Because of the nature of this discussion, it should be noted that I will be revealing a spoiler from Detective Comics #857.
It’s clear that writing the new Batwoman is a labor of love of Greg Rucka, as the character has brought out some of his best storytelling. And while Rucka’s talent as a writer would be more than enough to get us interested in Batwoman, it’s J.H. Williams III’s involvement as an artist that makes his story excel from a comic book into a work of art.
This is something I never thought I’d be saying about Detective Comics, let alone a story involving Batwoman, who up until this storyline started a few months ago, was simply defined by her sexuality thanks to the media prematurely announcing her arrival in comics.

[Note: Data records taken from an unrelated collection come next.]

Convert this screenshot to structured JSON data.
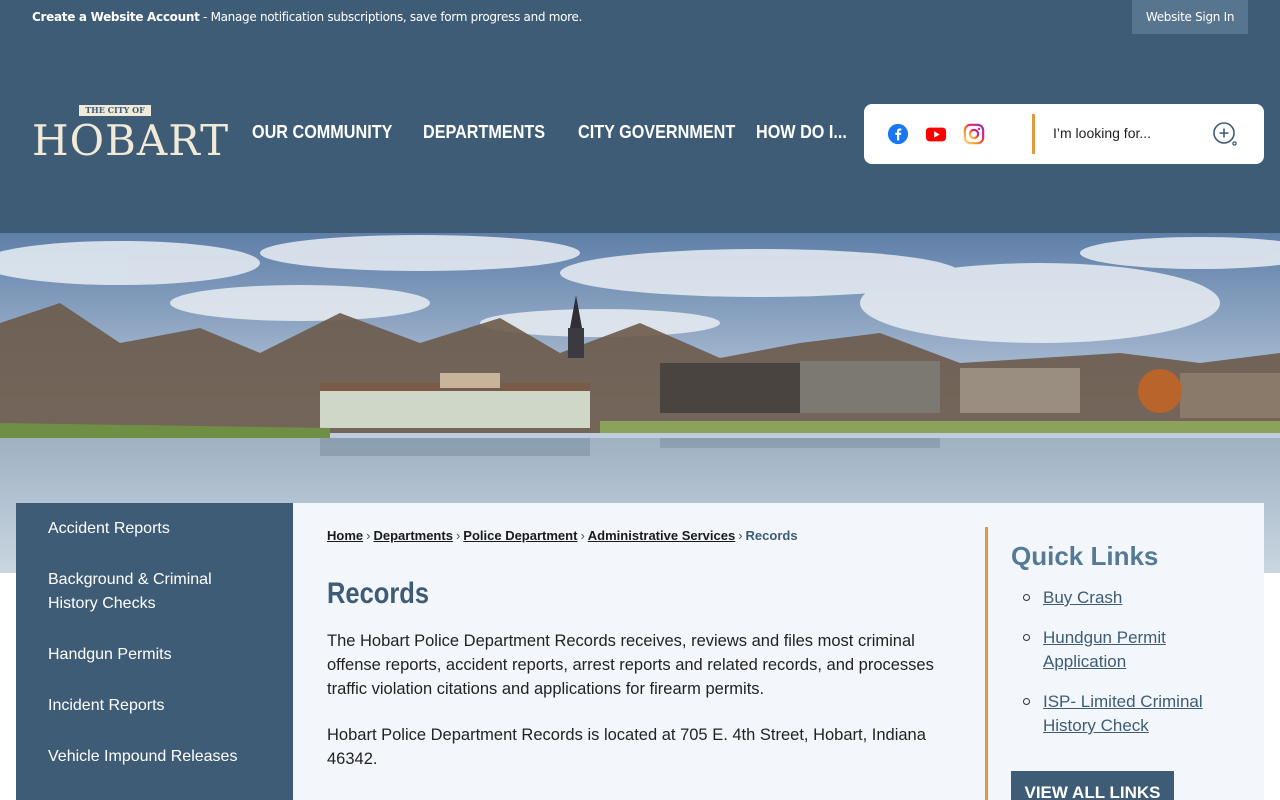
{
  "topbar": {
    "account_bold": "Create a Website Account",
    "account_text": " - Manage notification subscriptions, save form progress and more.",
    "signin": "Website Sign In"
  },
  "logo": {
    "small": "THE CITY OF",
    "big": "HOBART"
  },
  "nav": [
    {
      "label": "OUR COMMUNITY"
    },
    {
      "label": "DEPARTMENTS"
    },
    {
      "label": "CITY GOVERNMENT"
    },
    {
      "label": "HOW DO I..."
    }
  ],
  "search": {
    "placeholder": "I’m looking for..."
  },
  "social": [
    "facebook-icon",
    "youtube-icon",
    "instagram-icon"
  ],
  "sidenav": [
    {
      "label": "Accident Reports"
    },
    {
      "label": "Background & Criminal History Checks"
    },
    {
      "label": "Handgun Permits"
    },
    {
      "label": "Incident Reports"
    },
    {
      "label": "Vehicle Impound Releases"
    }
  ],
  "breadcrumb": {
    "home": "Home",
    "departments": "Departments",
    "police": "Police Department",
    "admin": "Administrative Services",
    "current": "Records"
  },
  "page": {
    "title": "Records",
    "para1": "The Hobart Police Department Records receives, reviews and files most criminal offense reports, accident reports, arrest reports and related records, and processes traffic violation citations and applications for firearm permits.",
    "para2": "Hobart Police Department Records is located at 705 E. 4th Street, Hobart, Indiana 46342."
  },
  "quick_links": {
    "title": "Quick Links",
    "items": [
      {
        "label": "Buy Crash"
      },
      {
        "label": "Hundgun Permit Application"
      },
      {
        "label": "ISP- Limited Criminal History Check"
      }
    ],
    "view_all": "VIEW ALL LINKS"
  },
  "colors": {
    "brand_blue": "#3e5c75",
    "accent_orange": "#e19a3b",
    "cream": "#f1ead8"
  }
}
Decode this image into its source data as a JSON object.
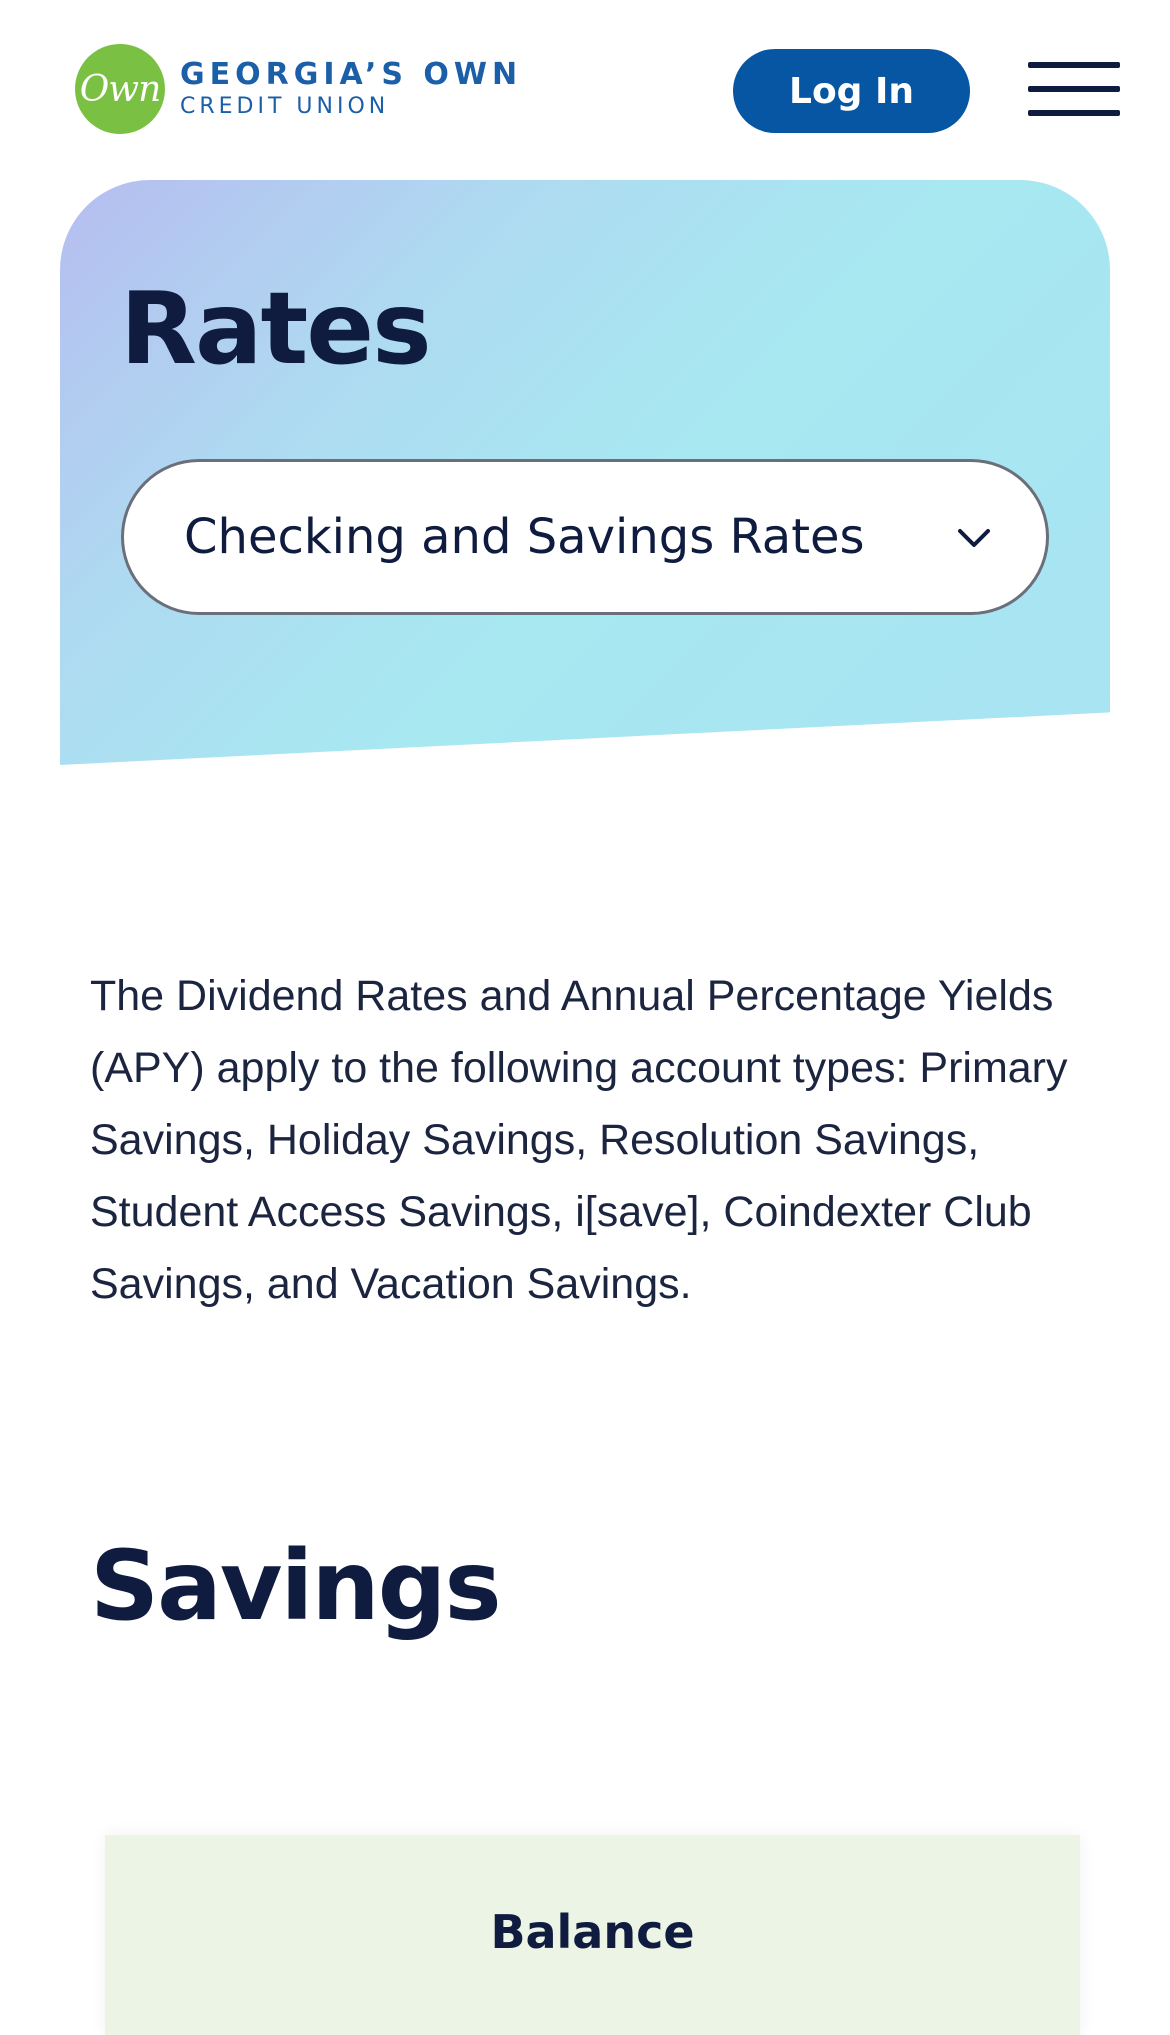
{
  "header": {
    "logo_mark": "Own",
    "logo_line1": "GEORGIA’S OWN",
    "logo_line2": "CREDIT UNION",
    "login_label": "Log In",
    "menu_icon": "hamburger-menu-icon"
  },
  "hero": {
    "title": "Rates",
    "select": {
      "value": "Checking and Savings Rates",
      "icon": "chevron-down-icon"
    }
  },
  "intro": "The Dividend Rates and Annual Percentage Yields (APY) apply to the following account types: Primary Savings, Holiday Savings, Resolution Savings, Student Access Savings, i[save], Coindexter Club Savings, and Vacation Savings.",
  "savings": {
    "title": "Savings",
    "table": {
      "columns": [
        "Balance"
      ]
    }
  },
  "colors": {
    "brand_blue": "#0756a3",
    "logo_green": "#7ac143",
    "heading_navy": "#0f1c3f",
    "table_header_bg": "#ecf4e5"
  }
}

Now, while the success of modern comic books has partially hinged on the borrowing of film techniques (such as: widescreen panels, removal of thought balloons, over-emphasis on panel narration, more natural dialogue and much, much more), this has unfortunately homogenized the uniqueness of comics and turned it into a vehicle that offered nothing particularly special, especially when compared to other media. In a podcast interview, writer Alan Moore said, “at the end of the day, if you only see comics in cinematic terms then the best that a comic can ever be is a film that doesn’t move.”
What’s the point?
I’d argue that the success of future comic books will be weighed heavily on its ability to create a kind of storytelling that simply cannot be achieved elsewhere. This is one of the things that liberature does so well for books, by allowing authors to create novels that cannot be replicated on film, or as House of Leaves (one of the most important works of liberature) author Mark Z. Danielewski put it once, “This experience lives only in this book.”
While this depends on comic book publishers taking chances with formats and allowing writers to have a more active participation in how the final product is conceived, it also certainly relies on the artists ability to bypass the instilled traditions of comic storytelling and create something new.

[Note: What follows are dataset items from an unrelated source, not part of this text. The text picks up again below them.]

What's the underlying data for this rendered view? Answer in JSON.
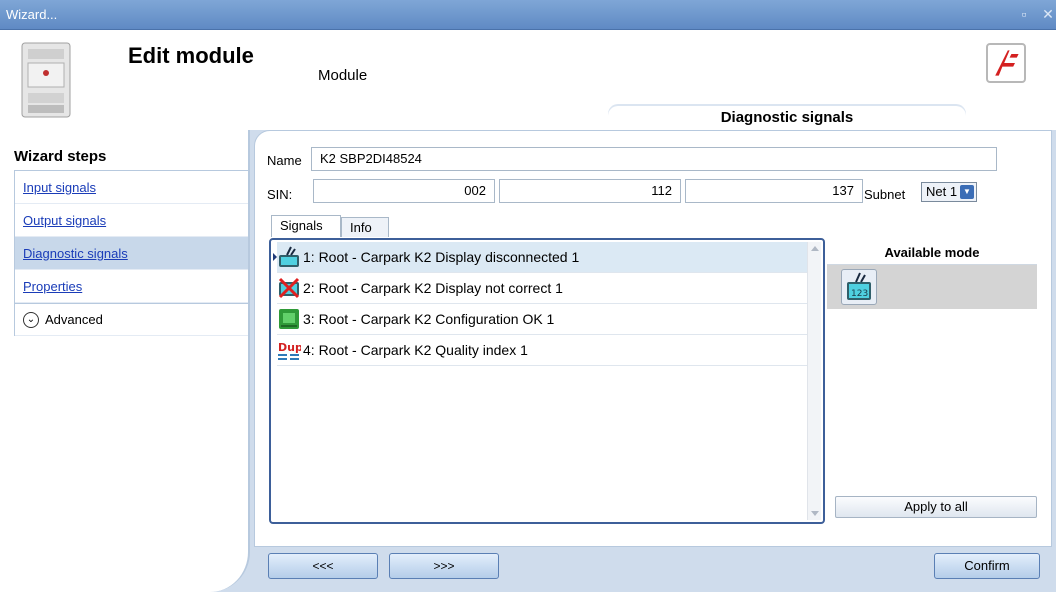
{
  "window": {
    "title": "Wizard..."
  },
  "header": {
    "title": "Edit module",
    "subtitle": "Module",
    "section_tab": "Diagnostic signals"
  },
  "wizard": {
    "title": "Wizard steps",
    "steps": [
      {
        "label": "Input signals"
      },
      {
        "label": "Output signals"
      },
      {
        "label": "Diagnostic signals"
      },
      {
        "label": "Properties"
      }
    ],
    "advanced_label": "Advanced"
  },
  "form": {
    "name_label": "Name",
    "name_value": "K2 SBP2DI48524",
    "sin_label": "SIN:",
    "sin_values": [
      "002",
      "112",
      "137"
    ],
    "subnet_label": "Subnet",
    "subnet_value": "Net 1"
  },
  "tabs": [
    {
      "label": "Signals"
    },
    {
      "label": "Info"
    }
  ],
  "signals": [
    {
      "text": "1: Root - Carpark K2 Display disconnected 1",
      "icon": "display-disconnected-icon"
    },
    {
      "text": "2: Root - Carpark K2 Display not correct 1",
      "icon": "display-not-correct-icon"
    },
    {
      "text": "3: Root - Carpark K2 Configuration OK 1",
      "icon": "configuration-ok-icon"
    },
    {
      "text": "4: Root - Carpark K2 Quality index 1",
      "icon": "quality-index-icon"
    }
  ],
  "mode_panel": {
    "title": "Available mode",
    "apply_label": "Apply to all",
    "mode_icon": "display-counter-icon"
  },
  "nav": {
    "prev_label": "<<<",
    "next_label": ">>>",
    "confirm_label": "Confirm"
  },
  "colors": {
    "titlebar": "#6b95cc",
    "accent": "#3d5f99",
    "link": "#1a3cb8",
    "selected_row": "#dbe9f4"
  }
}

And with that said, if there is any artist working who is achieving those results today, it is Williams. The most recent issue of Detective Comics makes this point ridiculously clear, such as this page (and page #1 above):
The decisions Williams makes here are stunning (Dave Stewart deserves a lot of credit for his coloring as well). First off, the page design helps to enhance the disorientation and insanity of Alice, the story’s villain (woman in white). The symmetrical design, in lesser hands, would have appeared contrived and perhaps gotten in the way of the storytelling, but Williams makes it shine. And most importantly, the symmetry is teasing us towards the story’s big twist, that Alice is Batwoman’s sister. And this is what makes the first page so clever on second viewing. Not only was Williams simply finding a new way to draw a phone conversation, he was also emphasizing the similarities with the two characters to help facilitate the story’s twist (it’s amazing how he gives it away on the first page and still it’s a surprise later). Williams’ ability to convey the story in a new way while taking the design into consideration to enhance the story’s payoff is something that needs to be studied carefully by other artists.
Most importantly, the work here forces the reader to turn the book, to participate in the storytelling. I know readers are complacent to have the books move from left to right and have the story given to them with little resistance, but when the reader has to move the book upside down to take in the complete story, it helps to remind them of the medium’s possibilities and acknowledge the book as an object. The more this is understood and recognized, the easier it is when artists like Williams really start to think outside of the box.
You simply cannot do this kind of storytelling anywhere else, and Williams not only makes it look easy, but he makes the comic book medium better as a result. This is why Williams is one of the most important mainstream comic book artists working today.